#### About
> Kullback Leibler Divergence

Kullback-Leibler (KL) divergence is a measure of how different two probability distributions are from each other. It measures the amount of information lost when approximating one probability distribution with another.

The KL divergence between two probability distributions P and Q is defined as:

$D_{KL}(P||Q) = \sum_{i} P(i) \log\frac{P(i)}{Q(i)}$

The KL divergence is non-negative, and it is equal to zero if and only if P and Q are identical.

Use cases -

1. Model selection: KL divergence can be used to compare the performance of different models. For example, if we have two models that predict the same output, we can use KL divergence to measure the difference between the distributions of the predicted values.

2. Feature selection: KL divergence can be used to measure the information gain of adding a new feature to a model. For example, if we have a classification problem and we want to add a new feature to our model, we can use KL divergence to measure the difference between the class distributions with and without the new feature.

3. Optimization: KL divergence can be used as a loss function in optimization problems. For example, in some unsupervised learning problems, we want to find a distribution that is similar to the data distribution. We can use KL divergence to measure the difference between the data distribution and the model distribution and minimize it using gradient descent.
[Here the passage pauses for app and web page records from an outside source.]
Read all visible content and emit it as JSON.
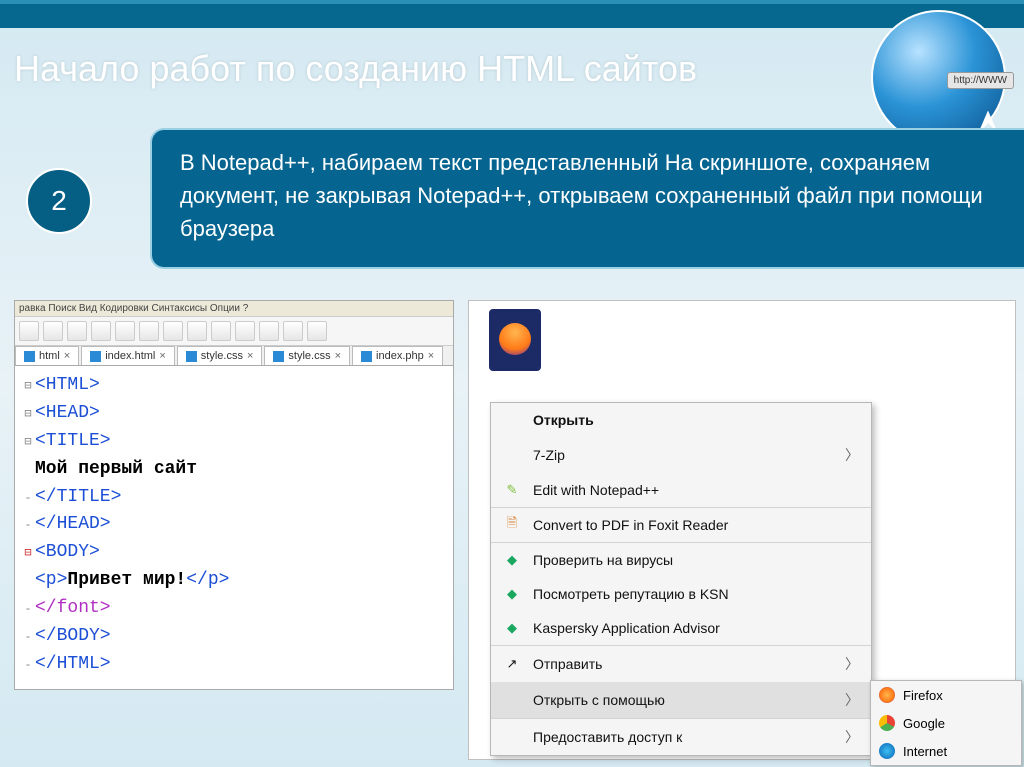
{
  "slide": {
    "title": "Начало работ по созданию HTML сайтов",
    "stepNumber": "2",
    "description": "В Notepad++, набираем текст представленный На скриншоте, сохраняем документ, не закрывая Notepad++, открываем сохраненный файл при помощи браузера",
    "globeLabel": "http://WWW"
  },
  "editor": {
    "menubar": "равка   Поиск   Вид   Кодировки   Синтаксисы   Опции   ?",
    "tabs": [
      "html",
      "index.html",
      "style.css",
      "style.css",
      "index.php"
    ],
    "code": {
      "l1": "<HTML>",
      "l2": "<HEAD>",
      "l3": "<TITLE>",
      "l4": "Мой первый сайт",
      "l5": "</TITLE>",
      "l6": "</HEAD>",
      "l7": "<BODY>",
      "l8a": "<p>",
      "l8b": "Привет мир!",
      "l8c": "</p>",
      "l9": "</font>",
      "l10": "</BODY>",
      "l11": "</HTML>"
    }
  },
  "contextMenu": {
    "open": "Открыть",
    "sevenzip": "7-Zip",
    "editNpp": "Edit with Notepad++",
    "convertPdf": "Convert to PDF in Foxit Reader",
    "scanVirus": "Проверить на вирусы",
    "ksnRep": "Посмотреть репутацию в KSN",
    "kaspAdvisor": "Kaspersky Application Advisor",
    "send": "Отправить",
    "openWith": "Открыть с помощью",
    "grantAccess": "Предоставить доступ к"
  },
  "submenu": {
    "firefox": "Firefox",
    "google": "Google",
    "internet": "Internet"
  }
}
Suppose we have two probability distributions P and Q represented by the following arrays:



In [1]:
import numpy as np

P = np.array([0.3, 0.2, 0.5])
Q = np.array([0.4, 0.1, 0.5])


In [2]:
def kl_divergence(P, Q):
    return np.sum(P * np.log(P / Q))

print(kl_divergence(P, Q))


0.05232481437645474


KL divergence between P and Q is 0.05232481437645474, which indicates that the two distributions are very similar.